Lithium insertion in carbons prepared from phosphorus-containing polymers

Abstract

Phosphorus-containing carbon has been prepared by the pyrolysis of phenolic resin containing chemically bonded phosphorus atoms, which is synthesized through the esterification of phenolic hydroxyl group by phosphoric acid. The electrochemical insertion of lithium in as-prepared carbon is also investigated. It is found that, at a pyrolysis temperature of 500°C, the addition of phosphoric acid in the precursor lowers the reversible capacity of the resultant carbon, but at 900°C, the addition of phosphoric acid in the precursor resin increases the reversible capacity of resultant carbon. Especially, the phosphorus-containing carbon prepared by the above method at 900°C gives a capacity beyond the theoretical value of graphite and reasonable discharge/charge curves. The phosphorus-containing carbon prepared by the pyrolysis at 500°C shows a similar electrochemical behavior to that of pure carbon and the effect of phosphorus atoms is little. Its reversible capacity is mainly determined by the content of hydrogen atoms rather than phosphorus atoms.

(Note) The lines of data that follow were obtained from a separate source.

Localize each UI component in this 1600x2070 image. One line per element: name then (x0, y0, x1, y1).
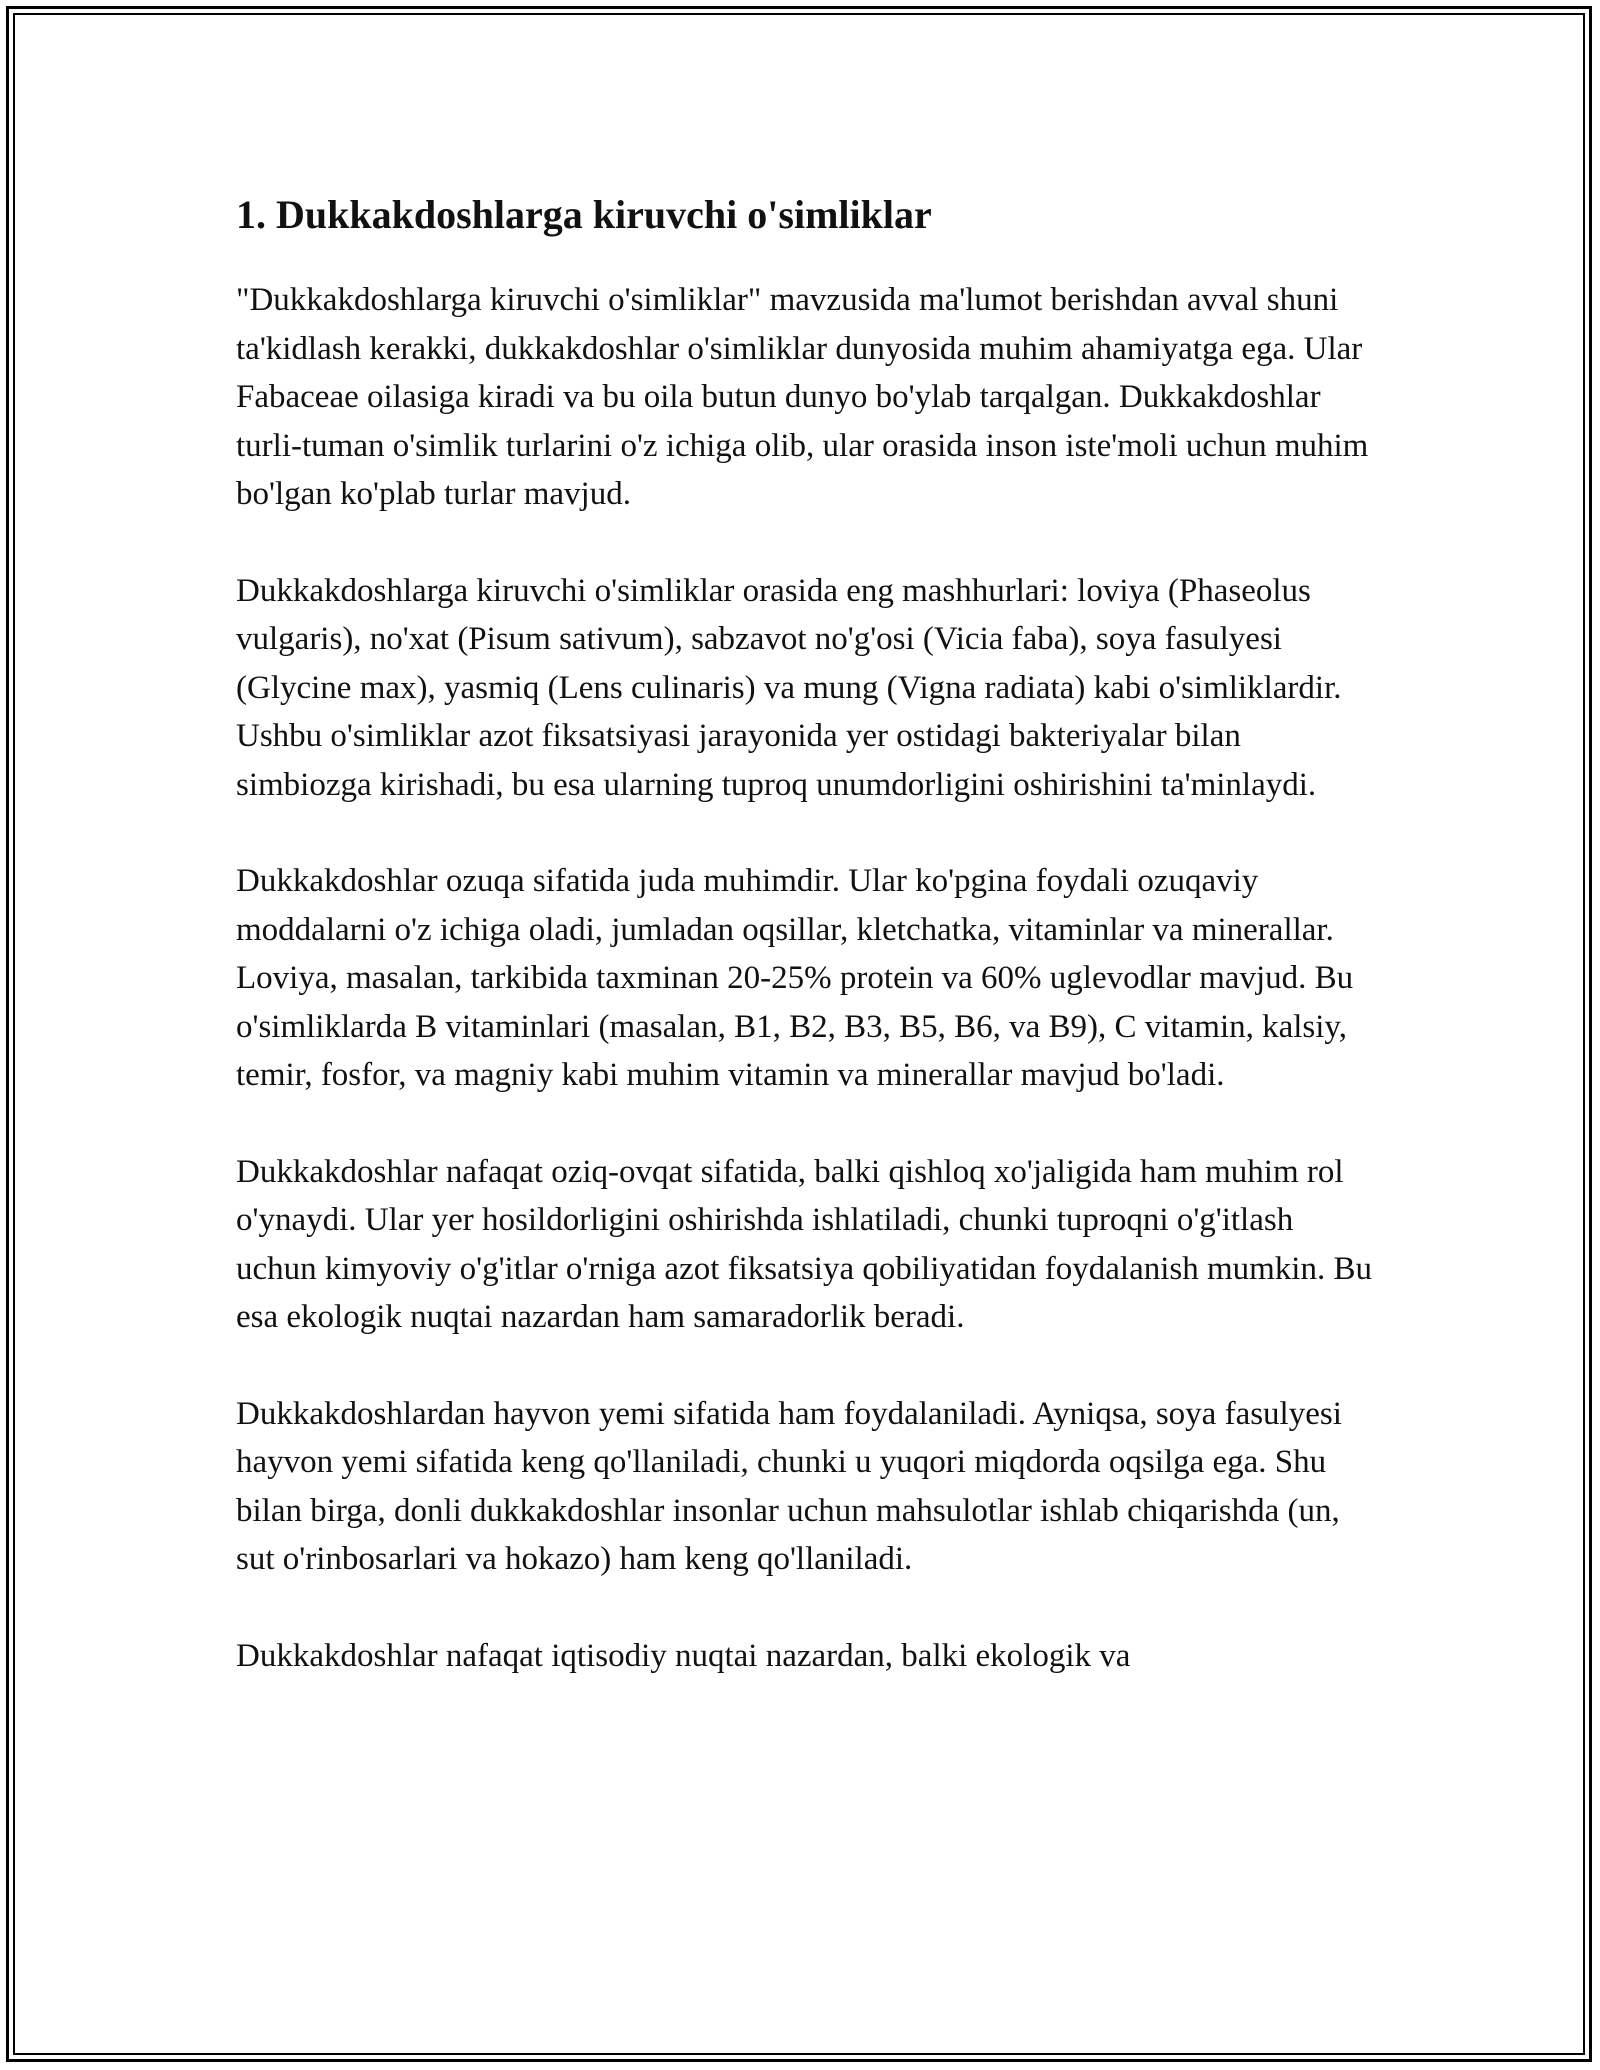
section-title: 1. Dukkakdoshlarga kiruvchi o'simliklar (236, 192, 932, 237)
paragraph-ecology-start: Dukkakdoshlar nafaqat iqtisodiy nuqtai nazardan, balki ekologik va (236, 1637, 1131, 1674)
paragraph-species: Dukkakdoshlarga kiruvchi o'simliklar orasida eng mashhurlari: loviya (Phaseolus vulgaris), no'xat (Pisum sativum), sabzavot no'g'osi (Vicia faba), soya fasulyesi (Glycine max), yasmiq (Lens culinaris) va mung (Vigna radiata) kabi o'simliklardir. Ushbu o'simliklar azot fiksatsiyasi jarayonida yer ostidagi bakteriyalar bilan simbiozga kirishadi, bu esa ularning tuproq unumdorligini oshirishini ta'minlaydi. (236, 572, 1342, 803)
paragraph-agriculture: Dukkakdoshlar nafaqat oziq-ovqat sifatida, balki qishloq xo'jaligida ham muhim rol o'ynaydi. Ular yer hosildorligini oshirishda ishlatiladi, chunki tuproqni o'g'itlash uchun kimyoviy o'g'itlar o'rniga azot fiksatsiya qobiliyatidan foydalanish mumkin. Bu esa ekologik nuqtai nazardan ham samaradorlik beradi. (236, 1153, 1372, 1335)
paragraph-nutrition: Dukkakdoshlar ozuqa sifatida juda muhimdir. Ular ko'pgina foydali ozuqaviy moddalarni o'z ichiga oladi, jumladan oqsillar, kletchatka, vitaminlar va minerallar. Loviya, masalan, tarkibida taxminan 20-25% protein va 60% uglevodlar mavjud. Bu o'simliklarda B vitaminlari (masalan, B1, B2, B3, B5, B6, va B9), C vitamin, kalsiy, temir, fosfor, va magniy kabi muhim vitamin va minerallar mavjud bo'ladi. (236, 863, 1354, 1093)
document-body (236, 180, 1376, 1728)
paragraph-animal-feed: Dukkakdoshlardan hayvon yemi sifatida ham foydalaniladi. Ayniqsa, soya fasulyesi hayvon yemi sifatida keng qo'llaniladi, chunki u yuqori miqdorda oqsilga ega. Shu bilan birga, donli dukkakdoshlar insonlar uchun mahsulotlar ishlab chiqarishda (un, sut o'rinbosarlari va hokazo) ham keng qo'llaniladi. (236, 1395, 1342, 1577)
paragraph-intro: "Dukkakdoshlarga kiruvchi o'simliklar" mavzusida ma'lumot berishdan avval shuni ta'kidlash kerakki, dukkakdoshlar o'simliklar dunyosida muhim ahamiyatga ega. Ular Fabaceae oilasiga kiradi va bu oila butun dunyo bo'ylab tarqalgan. Dukkakdoshlar turli-tuman o'simlik turlarini o'z ichiga olib, ular orasida inson iste'moli uchun muhim bo'lgan ko'plab turlar mavjud. (236, 282, 1369, 512)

However, at a relatively high pyrolysis temperature, 900°C, more phosphorus atoms are bonded with carbon atoms and are introduced to the microcrystallite structure of carbon. Hence, phosphorus element exerts a strike effect on the electrochemical behavior of carbon and, because of its different electronic effect from carbon element, more lithium species are inserted into carbon matrix.